But Alice would not heed her. She put some of the spirits in a spoon to the poor sufferer’s lips. She was astonished to find him perfectly conscious, for he closed his mouth tightly, and shook his scarred face from side to side.
“He won’t have it, mother,” said Betty, earnestly.
“Give me a drink of cold water,” said the poor man in a low voice. Betty fetched it him. “Ay, that’s it; I want nothing stronger.”
Alice slipped down again to her companions below, but her daughter remained in the chamber.
It was a desolate room, as desolate as poverty and drink could make it; and now it looked doubly desolate, as the scorched figure of the old collier lay motionless on the low, comfortless, curtainless bed. A dip in an old wine bottle standing on a box threw a gloomy light on the disfigured features, which looked almost unearthly in the clear moonlight which struggled with the miserable twinkling of the feeble candle, and fell just across the bed. Betty sat gazing at her father, full of anxious and sorrowful thoughts. How solemn the contrast between the stillness of that sick-chamber and the Babel of eager tongues in the house below! She felt unspeakably wretched, and yet there was a sense of rebuke in her conscience, for she knew how great a mercy it was that her father’s life was spared. She sighed deeply, and then, suddenly rising quietly, she lifted the lid of the box, and brought out a well-worn Bible. She was not much of a scholar, but she could make out a verse or a passage in the Holy Book with a little pains. She had put her mark against favourite passages, and now she turned to some of these.
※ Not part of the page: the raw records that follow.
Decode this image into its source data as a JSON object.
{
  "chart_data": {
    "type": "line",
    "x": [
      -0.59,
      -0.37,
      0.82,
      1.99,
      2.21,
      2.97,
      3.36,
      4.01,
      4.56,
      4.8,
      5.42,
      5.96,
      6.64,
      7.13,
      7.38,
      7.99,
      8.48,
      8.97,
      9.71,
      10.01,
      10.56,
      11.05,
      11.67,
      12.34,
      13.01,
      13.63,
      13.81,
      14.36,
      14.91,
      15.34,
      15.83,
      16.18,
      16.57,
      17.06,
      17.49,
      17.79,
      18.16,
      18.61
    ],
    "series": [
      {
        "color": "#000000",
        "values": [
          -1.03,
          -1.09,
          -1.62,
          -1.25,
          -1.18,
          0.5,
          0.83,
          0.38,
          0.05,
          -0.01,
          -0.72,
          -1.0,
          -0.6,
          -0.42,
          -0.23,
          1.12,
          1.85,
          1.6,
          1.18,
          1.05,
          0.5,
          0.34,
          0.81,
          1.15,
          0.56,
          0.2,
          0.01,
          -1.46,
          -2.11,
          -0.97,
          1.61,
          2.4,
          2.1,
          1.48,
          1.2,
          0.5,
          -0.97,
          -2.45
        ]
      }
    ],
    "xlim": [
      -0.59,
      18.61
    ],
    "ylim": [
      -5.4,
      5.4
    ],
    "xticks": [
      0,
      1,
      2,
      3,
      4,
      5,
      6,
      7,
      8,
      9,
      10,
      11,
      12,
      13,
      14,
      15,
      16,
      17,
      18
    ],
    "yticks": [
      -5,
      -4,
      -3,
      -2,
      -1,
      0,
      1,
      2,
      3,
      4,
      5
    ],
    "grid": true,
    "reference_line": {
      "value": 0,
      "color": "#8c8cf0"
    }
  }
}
“‘Come, unto me, all ye that labour and are heavy laden, and I will give you rest.’”
She paused on each word, uttering it half aloud, as she travelled carefully from one line to another.
“Ah, that’s what I want,” she said to herself, but in an audible whisper. “It means, Come to Jesus, I know.”
She turned over several more leaves, and then she read again, and rather louder,—
“‘Be careful for nothing; but in everything, by prayer and supplication, with thanksgiving, let your requests be made known unto God. And the peace of God, which passeth all understanding, shall keep your hearts and minds, through Christ Jesus.’